Он поднял пальцы вверх, готовясь щелкнуть ими. И в этот момент Мари попыталась вырваться из-за спины Мишеля, чтобы наброситься на мага. Видимо, с кулаками.
– Стой, Мари! – грозно проговорил Мишель, схватив ее за руку. И снова обернулся к Петрунелю: – Ну, что? Не получается?
Петрунель усердно щелкал пальцами. Но что-то явно шло не так. Несмотря на мороз, он даже вспотел, бедняга.
– Ты почему на меня кричишь? – сердито сопя носом, сказала Мари, осознав, что опасность, видимо, миновала, и ее муж все держит под контролем.
– Ты иногда бываешь страшно упряма, – голос Мишеля стал по-обычному мягким и ласковым. – Но я прошу, до тех пор, пока мы не вернемся домой, слушайся меня, любовь моя!
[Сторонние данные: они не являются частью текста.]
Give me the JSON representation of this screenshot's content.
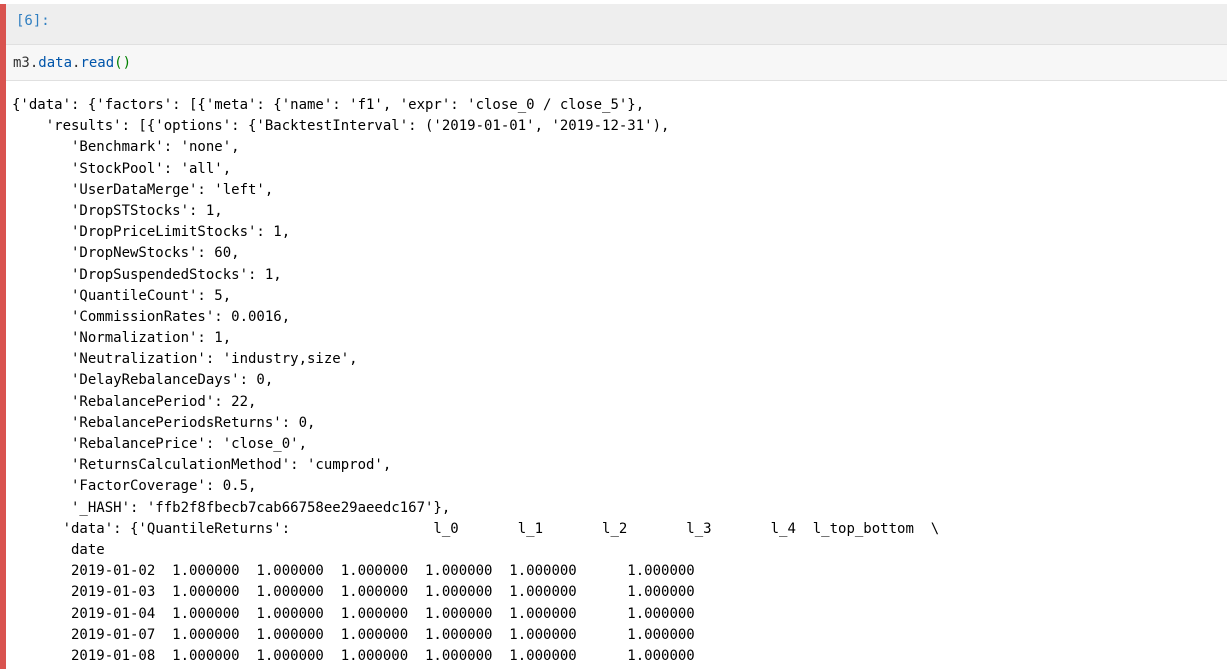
{
  "cell": {
    "prompt": "[6]:",
    "code": {
      "module": "m3",
      "dot1": ".",
      "attr1": "data",
      "dot2": ".",
      "attr2": "read",
      "parens": "()"
    }
  },
  "output": {
    "lines": [
      "{'data': {'factors': [{'meta': {'name': 'f1', 'expr': 'close_0 / close_5'},",
      "    'results': [{'options': {'BacktestInterval': ('2019-01-01', '2019-12-31'),",
      "       'Benchmark': 'none',",
      "       'StockPool': 'all',",
      "       'UserDataMerge': 'left',",
      "       'DropSTStocks': 1,",
      "       'DropPriceLimitStocks': 1,",
      "       'DropNewStocks': 60,",
      "       'DropSuspendedStocks': 1,",
      "       'QuantileCount': 5,",
      "       'CommissionRates': 0.0016,",
      "       'Normalization': 1,",
      "       'Neutralization': 'industry,size',",
      "       'DelayRebalanceDays': 0,",
      "       'RebalancePeriod': 22,",
      "       'RebalancePeriodsReturns': 0,",
      "       'RebalancePrice': 'close_0',",
      "       'ReturnsCalculationMethod': 'cumprod',",
      "       'FactorCoverage': 0.5,",
      "       '_HASH': 'ffb2f8fbecb7cab66758ee29aeedc167'},",
      "      'data': {'QuantileReturns':                 l_0       l_1       l_2       l_3       l_4  l_top_bottom  \\",
      "       date",
      "       2019-01-02  1.000000  1.000000  1.000000  1.000000  1.000000      1.000000",
      "       2019-01-03  1.000000  1.000000  1.000000  1.000000  1.000000      1.000000",
      "       2019-01-04  1.000000  1.000000  1.000000  1.000000  1.000000      1.000000",
      "       2019-01-07  1.000000  1.000000  1.000000  1.000000  1.000000      1.000000",
      "       2019-01-08  1.000000  1.000000  1.000000  1.000000  1.000000      1.000000"
    ]
  },
  "colors": {
    "left_bar": "#d9534f",
    "prompt": "#307fc1",
    "attr": "#0055aa",
    "parens": "#008000"
  }
}
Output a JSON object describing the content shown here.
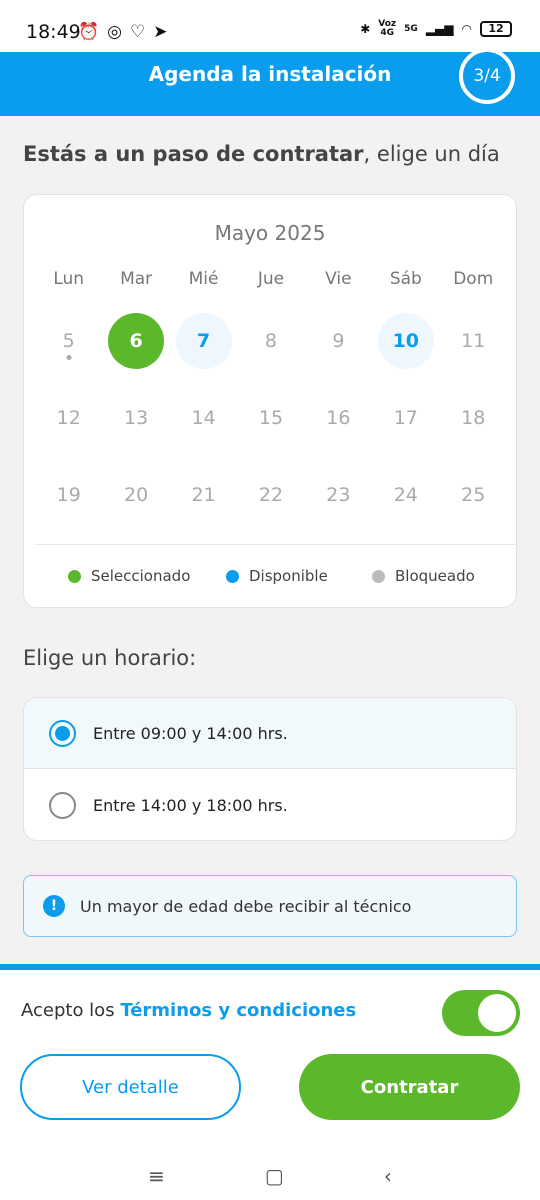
{
  "status_bar": {
    "time": "18:49",
    "left_icons": [
      "alarm-icon",
      "instagram-icon",
      "app-icon",
      "telegram-icon"
    ],
    "right_icons": [
      "bluetooth-icon",
      "signal-icon",
      "wifi-icon"
    ],
    "voz_label": "Voz",
    "net_4g": "4G",
    "net_5g": "5G",
    "battery": "12"
  },
  "header": {
    "title": "Agenda la instalación",
    "step": "3/4"
  },
  "intro": {
    "bold": "Estás a un paso de contratar",
    "rest": ", elige un día"
  },
  "calendar": {
    "month": "Mayo 2025",
    "weekdays": [
      "Lun",
      "Mar",
      "Mié",
      "Jue",
      "Vie",
      "Sáb",
      "Dom"
    ],
    "weeks": [
      [
        {
          "day": "5",
          "state": "blocked",
          "today": true
        },
        {
          "day": "6",
          "state": "selected"
        },
        {
          "day": "7",
          "state": "available"
        },
        {
          "day": "8",
          "state": "blocked"
        },
        {
          "day": "9",
          "state": "blocked"
        },
        {
          "day": "10",
          "state": "available"
        },
        {
          "day": "11",
          "state": "blocked"
        }
      ],
      [
        {
          "day": "12",
          "state": "blocked"
        },
        {
          "day": "13",
          "state": "blocked"
        },
        {
          "day": "14",
          "state": "blocked"
        },
        {
          "day": "15",
          "state": "blocked"
        },
        {
          "day": "16",
          "state": "blocked"
        },
        {
          "day": "17",
          "state": "blocked"
        },
        {
          "day": "18",
          "state": "blocked"
        }
      ],
      [
        {
          "day": "19",
          "state": "blocked"
        },
        {
          "day": "20",
          "state": "blocked"
        },
        {
          "day": "21",
          "state": "blocked"
        },
        {
          "day": "22",
          "state": "blocked"
        },
        {
          "day": "23",
          "state": "blocked"
        },
        {
          "day": "24",
          "state": "blocked"
        },
        {
          "day": "25",
          "state": "blocked"
        }
      ]
    ],
    "legend": {
      "selected": "Seleccionado",
      "available": "Disponible",
      "blocked": "Bloqueado"
    },
    "colors": {
      "selected": "#5cb82b",
      "available": "#0b9ded",
      "blocked": "#bbbbbb"
    }
  },
  "horario": {
    "label": "Elige un horario:",
    "options": [
      {
        "label": "Entre 09:00 y 14:00 hrs.",
        "selected": true
      },
      {
        "label": "Entre 14:00 y 18:00 hrs.",
        "selected": false
      }
    ]
  },
  "notice": {
    "icon": "info-icon",
    "text": "Un mayor de edad debe recibir al técnico"
  },
  "footer": {
    "terms_prefix": "Acepto los ",
    "terms_link": "Términos y condiciones",
    "terms_accepted": true,
    "detail_button": "Ver detalle",
    "contract_button": "Contratar"
  },
  "nav": {
    "menu_icon": "≡",
    "home_icon": "▢",
    "back_icon": "‹"
  }
}
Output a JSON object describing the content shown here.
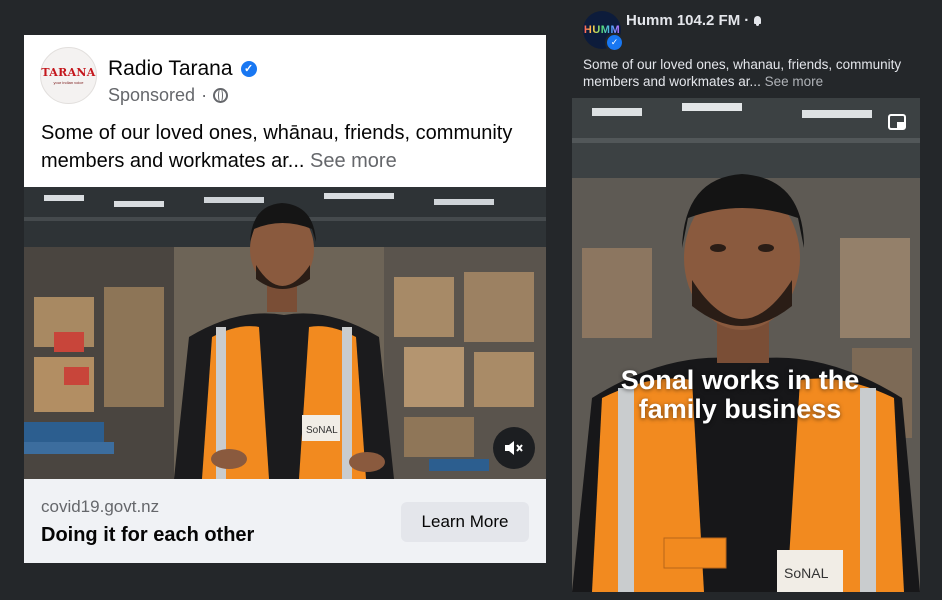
{
  "left_ad": {
    "logo_text": "TARANA",
    "logo_subtext": "your indian voice",
    "page_name": "Radio Tarana",
    "sponsored_label": "Sponsored",
    "dot": "·",
    "caption": "Some of our loved ones, whānau, friends, community members and workmates ar...",
    "see_more": "See more",
    "vest_nametag": "SoNAL",
    "footer": {
      "domain": "covid19.govt.nz",
      "headline": "Doing it for each other",
      "cta_label": "Learn More"
    }
  },
  "right_post": {
    "avatar_text": "HUMM",
    "page_name": "Humm 104.2  FM",
    "dot": "·",
    "caption": "Some of our loved ones, whanau, friends, community members and workmates ar...",
    "see_more": "See more",
    "overlay_line1": "Sonal works in the",
    "overlay_line2": "family business",
    "vest_nametag": "SoNAL"
  },
  "colors": {
    "background": "#24272a",
    "verified_blue": "#1877f2",
    "vest_orange": "#f28a1f",
    "footer_bg": "#f0f2f5"
  },
  "icons": [
    "verified-badge-icon",
    "globe-icon",
    "mute-icon",
    "bell-icon",
    "picture-in-picture-icon"
  ]
}
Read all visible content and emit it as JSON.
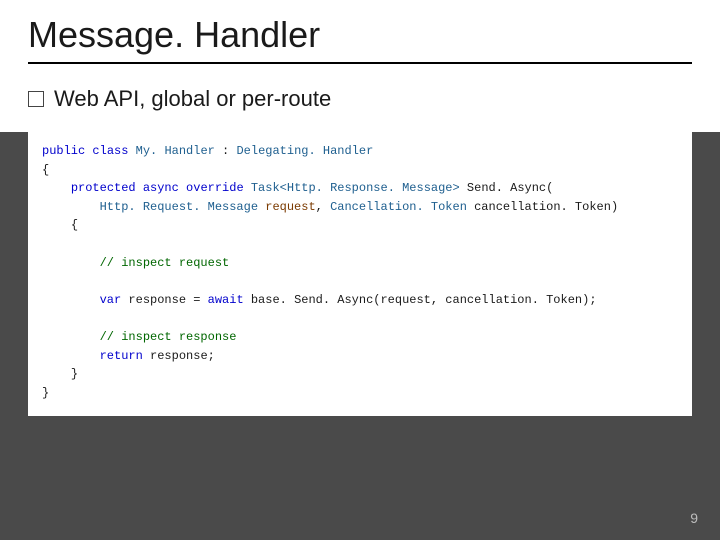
{
  "slide": {
    "title": "Message. Handler",
    "bullet_text": "Web API, global or per-route",
    "page_number": "9"
  },
  "code": {
    "kw_public": "public",
    "kw_class": "class",
    "cls_name": "My. Handler",
    "colon": " : ",
    "base_type": "Delegating. Handler",
    "brace_open": "{",
    "kw_protected": "protected",
    "kw_async": "async",
    "kw_override": "override",
    "ret_type_open": "Task<",
    "ret_type_inner": "Http. Response. Message",
    "ret_type_close": ">",
    "method_name": "Send. Async",
    "paren_open": "(",
    "param1_type": "Http. Request. Message",
    "param1_name": "request",
    "comma": ", ",
    "param2_type": "Cancellation. Token",
    "param2_name": "cancellation. Token",
    "paren_close": ")",
    "body_brace_open": "{",
    "comment1": "// inspect request",
    "kw_var": "var",
    "resp_name": "response",
    "eq": " = ",
    "kw_await": "await",
    "base_call": " base. Send. Async(request, cancellation. Token);",
    "comment2": "// inspect response",
    "kw_return": "return",
    "ret_val": " response;",
    "body_brace_close": "}",
    "brace_close": "}"
  }
}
Тем временем Петрунель старательно протирал брошь повелителя времени краем своего плаща, периодически пощелкивая пальцами. Не помогало. Наконец, не выдержал, в отчаянии посмотрел на короля, подбородок его возмущенно затрясся, и он промолвил:
– Если бы не я, вы бы и не узнали про Санграль! Где ваша благодарность?
– В гробу ты увидишь его благодарность, недостойный Петрунель! – донесся до них голос Маглора Форжерона, и стены старой крепости содрогнулись от грома.
Шагая по скрипящему под ногами снегу, к ним шел Великий магистр.
– Ты нашел Санграль, дорогой племянник? – вопрос его звучал как утверждение.
– Нашел. И думаю, нам пора возвращаться.
И в этот самый момент Петрунель набросился на короля Мишеля I Трезмонского с кулаками и воплем:
– Санграль мой!
– Нет, мэтр, он мой! – Его Величество оттолкнул от себя назойливого родственника. – Да, вы хотели, чтобы я его нашел. И сотворили ради этого все возможные подлости. Но вы не получите камня. Никогда!
Петрунель упал на землю и весьма ощутимо ударился. Но этого ему показалось мало. И он отчаянно забился головой о большой булыжник, лежавший у ног короля.
– И этот идиот просил меня уступить ему титул, – печально сказал Маглор Форжерон. – Что ж, король, я нашел причину, по которой не мог отправить и Мари, и тебя домой. Петрунель построил свое заклинание на том, что есть третий человек – ваш нерожденный ребенок. И именно он удерживал королеву здесь. Теперь я могу отправить в ХІІ век и Мари, и вашего ребенка. Но не смогу отправить тебя. Этот болван накрутил там таких выражений… Мне нужно еще время, чтобы распутать…
– Так отправляйте их, да поскорее! – воскликнул Мишель.
– Как скажешь, племянник! – радостно сказал Маглор Форжерон.
Но прежде, чем он успел щелкнуть пальцами, Мари возмущенно заверещала:
– Что значит «отправляй»! Ты меня не спросил! Я без тебя никуда не…
Раздался щелчок, и королева исчезла.
Мишель облегченно вздохнул. Теперь его семья была в безопасности. И он перевел взгляд на продолжающего извиваться в снегу Петрунеля.
– Вам не надоело, мэтр?
– Не надоело, – горестно ответил Петрунель и отправил в рот ком земли со снегом.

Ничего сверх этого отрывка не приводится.